What we will all be allowed to happily forget is that there are plenty of real stories of rape: of violent rape, frat house rape, gang rape, date rape; that most rape accusers do not lie and that in fact it’s quite likely, statistically, that Jackie herself did not lie. But the most serious thing that we’ll be allowed to forget is the very point of Erdely’s story, whatever its strengths or flaws may be determined to be: The system does not work.

Actually, in both the case of the UVA rape and in the case of the killing of Michael Brown in Ferguson, Missouri the major takeaway of recent weeks should be that our systems do not work.

I am not just referring here to the criminal justice system, which has never worked well for women or for people of color, who are too often reflexively made the suspects (and villains) in the very crimes they report. Those who have been assaulted or raped should feel that telling their stories will not automatically result in their own character assassination and the exoneration of the more powerful figures they have accused. Our police and our courts consistently fail the people they need to serve—those who have the least power, the least authority, who are structurally disadvantaged by dint of their identities.

But the result of these failures is that victims and those maddened by the flaws in our official justice system have begun to seek workaround alternatives, to turn to auxiliary systems of adjudication—internal university committees, guidance counselors, Title IX, investigative journalists, social media and punditry—for satisfaction. 

The alternatives we have put in place to contain the overflow are not built to do the job of courts, and can result in a domino effect of inefficacy and distortion. Consider that the weaknesses of the criminal system prompted Jackie not to tell her rape story first to police, but rather to friends—many of whom, she claims, blamed her and urged her not to go to authorities—and then to the university’s private system, which she says treated her poorly. It’s not so hard to imagine that by the time she got to Erdely with her story, she might reasonably have been fearful of retaliation. It was Jackie’s discomfort with identifying her victims, and her fear of the consequences, Erdely told The Washington Post, that led her to tread too delicately in her investigations. 

Of course, big stories and criminal disputes have long been hashed out in the press before, or in addition to, being considered by the legal system. Investigative journalism is important precisely because it can often tell stories that courts and criminal justice systems can’t or won’t fully address. But when the press becomes one of the only organs by which we evaluate the veracity of criminal allegations, and when the journalism itself gets distorted by accumulated distrust of both official and substitute systems of justice, there is a big problem.  

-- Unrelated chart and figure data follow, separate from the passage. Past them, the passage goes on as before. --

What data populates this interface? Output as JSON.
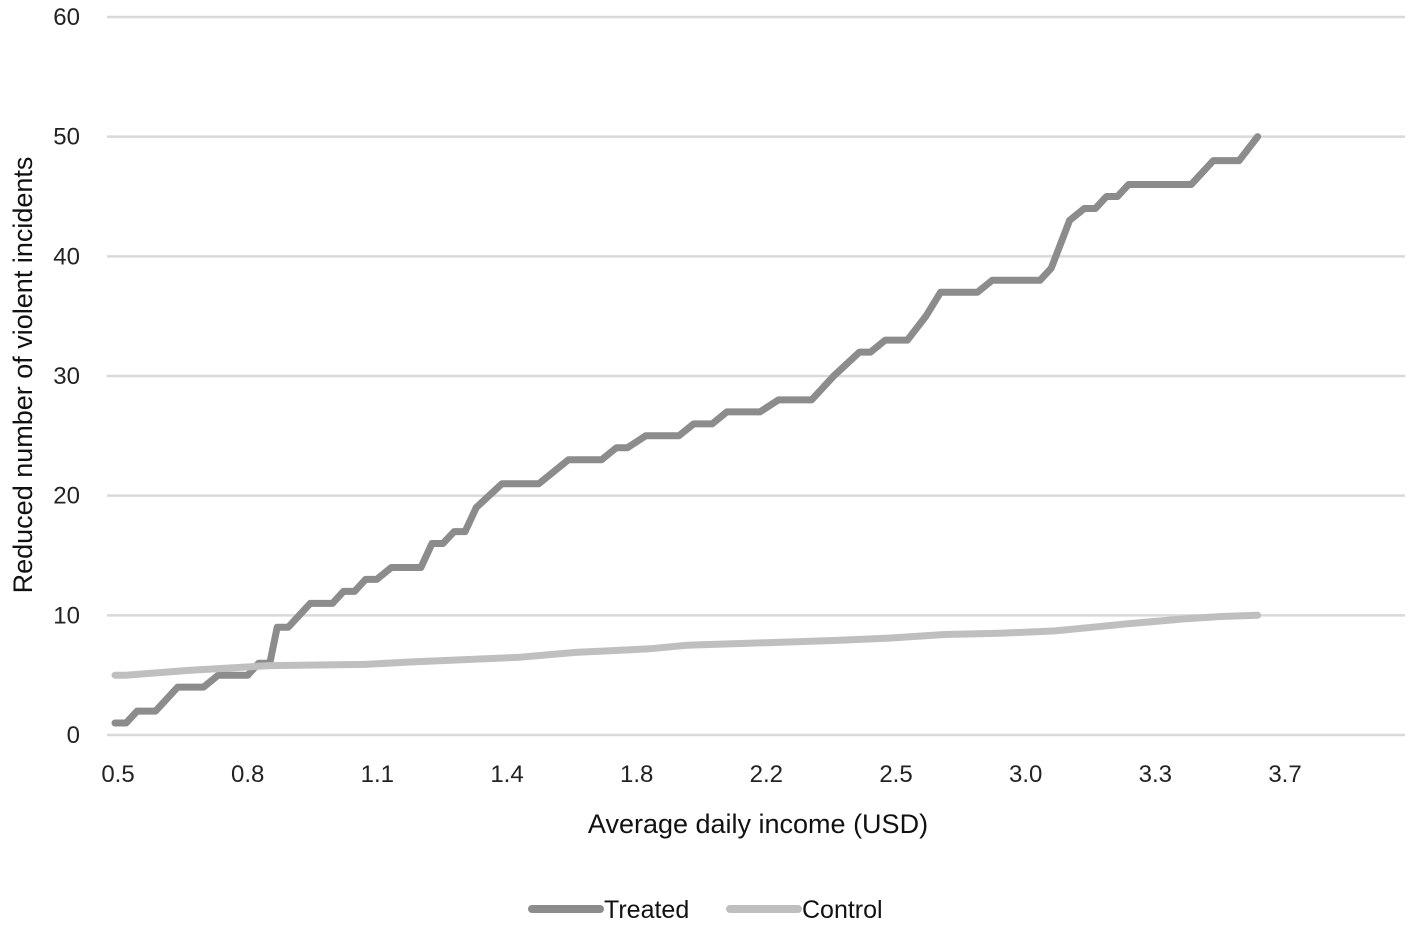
{
  "chart_data": {
    "type": "line",
    "title": "",
    "xlabel": "Average daily income (USD)",
    "ylabel": "Reduced number of violent incidents",
    "ylim": [
      0,
      60
    ],
    "yticks": [
      "0",
      "10",
      "20",
      "30",
      "40",
      "50",
      "60"
    ],
    "xlim": [
      0.5,
      4.0
    ],
    "xticks": [
      "0.5",
      "0.8",
      "1.1",
      "1.4",
      "1.8",
      "2.2",
      "2.5",
      "3.0",
      "3.3",
      "3.7"
    ],
    "grid": true,
    "legend_position": "bottom",
    "series": [
      {
        "name": "Treated",
        "color": "#8c8c8c",
        "points": [
          [
            0.5,
            1
          ],
          [
            0.53,
            1
          ],
          [
            0.56,
            2
          ],
          [
            0.61,
            2
          ],
          [
            0.67,
            4
          ],
          [
            0.74,
            4
          ],
          [
            0.78,
            5
          ],
          [
            0.86,
            5
          ],
          [
            0.89,
            6
          ],
          [
            0.92,
            6
          ],
          [
            0.94,
            9
          ],
          [
            0.97,
            9
          ],
          [
            1.03,
            11
          ],
          [
            1.09,
            11
          ],
          [
            1.12,
            12
          ],
          [
            1.15,
            12
          ],
          [
            1.18,
            13
          ],
          [
            1.21,
            13
          ],
          [
            1.25,
            14
          ],
          [
            1.33,
            14
          ],
          [
            1.36,
            16
          ],
          [
            1.39,
            16
          ],
          [
            1.42,
            17
          ],
          [
            1.45,
            17
          ],
          [
            1.48,
            19
          ],
          [
            1.55,
            21
          ],
          [
            1.65,
            21
          ],
          [
            1.73,
            23
          ],
          [
            1.82,
            23
          ],
          [
            1.86,
            24
          ],
          [
            1.89,
            24
          ],
          [
            1.94,
            25
          ],
          [
            2.03,
            25
          ],
          [
            2.07,
            26
          ],
          [
            2.12,
            26
          ],
          [
            2.16,
            27
          ],
          [
            2.25,
            27
          ],
          [
            2.3,
            28
          ],
          [
            2.39,
            28
          ],
          [
            2.45,
            30
          ],
          [
            2.52,
            32
          ],
          [
            2.55,
            32
          ],
          [
            2.59,
            33
          ],
          [
            2.65,
            33
          ],
          [
            2.7,
            35
          ],
          [
            2.74,
            37
          ],
          [
            2.84,
            37
          ],
          [
            2.88,
            38
          ],
          [
            3.01,
            38
          ],
          [
            3.04,
            39
          ],
          [
            3.09,
            43
          ],
          [
            3.13,
            44
          ],
          [
            3.16,
            44
          ],
          [
            3.19,
            45
          ],
          [
            3.22,
            45
          ],
          [
            3.25,
            46
          ],
          [
            3.42,
            46
          ],
          [
            3.48,
            48
          ],
          [
            3.55,
            48
          ],
          [
            3.6,
            50
          ]
        ]
      },
      {
        "name": "Control",
        "color": "#bfbfbf",
        "points": [
          [
            0.5,
            5
          ],
          [
            0.53,
            5
          ],
          [
            0.7,
            5.4
          ],
          [
            0.92,
            5.8
          ],
          [
            1.18,
            5.9
          ],
          [
            1.3,
            6.1
          ],
          [
            1.45,
            6.3
          ],
          [
            1.6,
            6.5
          ],
          [
            1.75,
            6.9
          ],
          [
            1.95,
            7.2
          ],
          [
            2.05,
            7.5
          ],
          [
            2.25,
            7.7
          ],
          [
            2.45,
            7.9
          ],
          [
            2.6,
            8.1
          ],
          [
            2.75,
            8.4
          ],
          [
            2.9,
            8.5
          ],
          [
            3.05,
            8.7
          ],
          [
            3.15,
            9.0
          ],
          [
            3.25,
            9.3
          ],
          [
            3.4,
            9.7
          ],
          [
            3.5,
            9.9
          ],
          [
            3.6,
            10
          ]
        ]
      }
    ]
  }
}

Every single word of Erdely’s story, and of Jackie’s story, may still be true. In fact, the University of Virginia’s willingness—upon press exposure—to temporarily shut down their fraternities suggests that they don’t seem to think that this story rings false, which speaks damningly to the likelihood that this horrific event occurred in some form, and that even if it did not, others like it occur regularly, at UVA and on other college campuses.

Erdely, in her role as journalist, should have done things differently, should have tried to speak with the figures accused or made explicitly clear that she had not spoken to them. Those handling cases in which more official systems have broken down do everyone, including themselves, a terrible disservice in not behaving with obsessive care. 

But do not forget, as we go about what is sure to be the unpleasant business of turning our suspicions on Erdely—and in turn, on Jackie—that the swift shift of focus is central to what’s so jacked about systemic inequalities (and our impulse to pretend they don’t exist) to begin with.  

Turning away allows us to take the onus off not just alleged rapists and universities that offer them cover, but off the broken civic and criminal structures that serve different kinds of Americans different scales of opportunity and justice. Increasingly, I think that those structures will never be made better as long as we continue to comfortably cast our eyes in other directions.